Until we have a deeper understanding of the brain, giant arrays of idealized neurons will tell us less than we might have hoped. Simply simulating individual neurons without knowing more about how the brain works at the circuit level is like throwing Legos in a pile and hoping that they create a castle; what we really need are directions for creating the castle, but this can only come from psychologists and neuroscientists working together closely to try to understanding the kinds of circuits out of which minds are made…Again, as far as it goes, quite so. And so again, why declare the brain has a "circuit level" at all, why declare the mind is "made" (by whom?) "of circuits"? Why encourage these people?
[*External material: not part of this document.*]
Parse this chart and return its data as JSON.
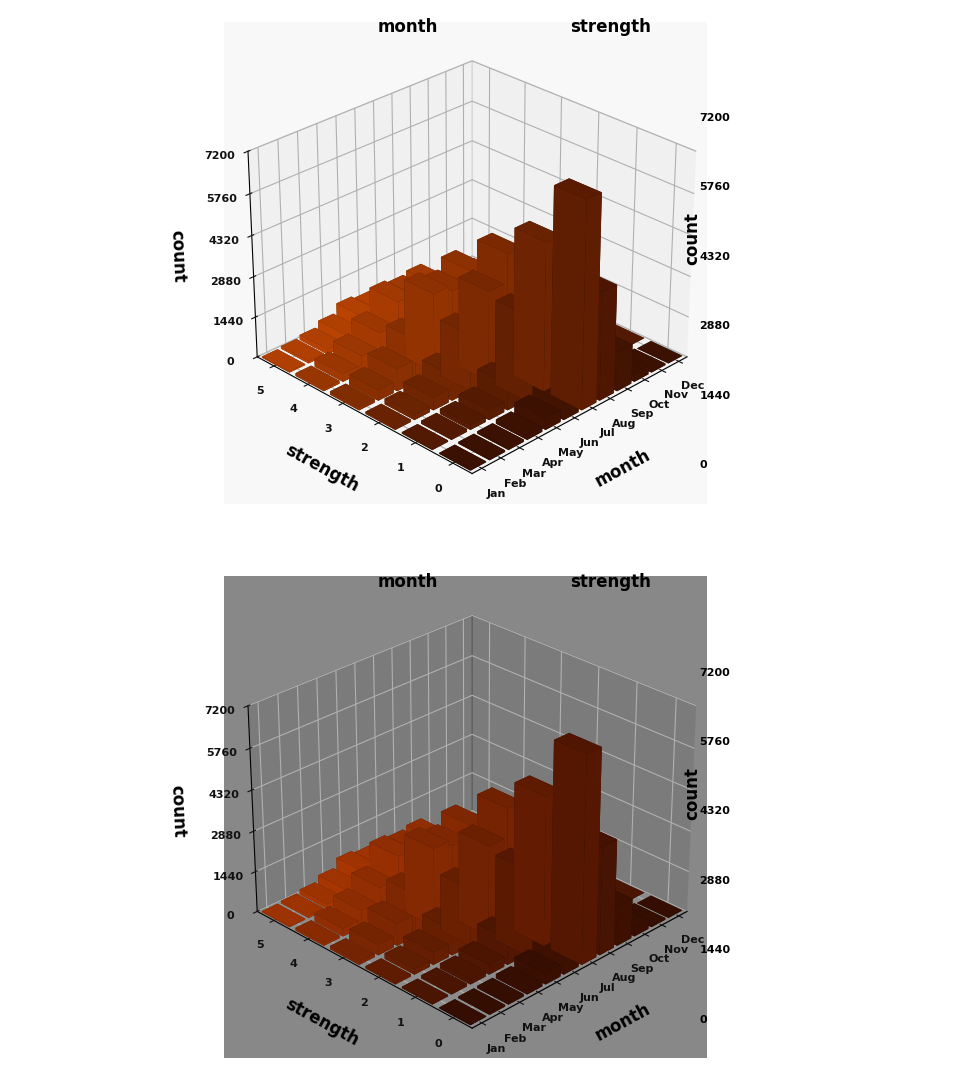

Moore’s Law [is] the idea that computers are rapidly increasing in power, doubling every eighteen to twenty-four months. I.B.M.’s latest success is a testament to that law; even ten years ago, a machine of Compass’s scope was almost inconceivable. But what’s not doubling every eighteen to twenty-four months is our understanding of how the brain actually works, of the computations and circuits [grrr!] that are [sic] underlie neural function. In debates about when artificial intelligence will come, many writers emphasize how cheap computation has become. But what I.B.M. shows is that you can have all the processing power in the world, but until you know how to put it all together, you still won’t have anything nearly as smart as the human brain.Whenever I hear Moore's Law mentioned I feel it is my duty to supplement it with Lanier's less well-known because less-consoling corollary to Moore's Law: "As processors become faster and memory becomes cheaper, software becomes correspondingly slower and more bloated, using up all available resources."
I mostly approve Marcus's elegant critique of Compass, but I must conclude with complaints. Setting aside the recourse once more to metaphors (circuits, computation, capture) that invigorate the ignorant projects he otherwise sensibly disdains, I want to say that conceding his point that we may yet fundamentally misunderstand the phenomenon of intelligence -- even granting intelligence is material and not somehow supernatural, as definitely I do assume -- the proper debate to be having may well be not when but if "artificial intelligence" will come. Also, conceding his many points about its limits and failures, the proper thing to say about Compass is not that is isn't nearly as smart as a human brain but that "smart" is not a word that properly applies to such a device at all, else we risk losing the sense of what is to be nourished and cherished in the unique indispensable smartness of humans and other animals who share and make the sensible world together with us here and now.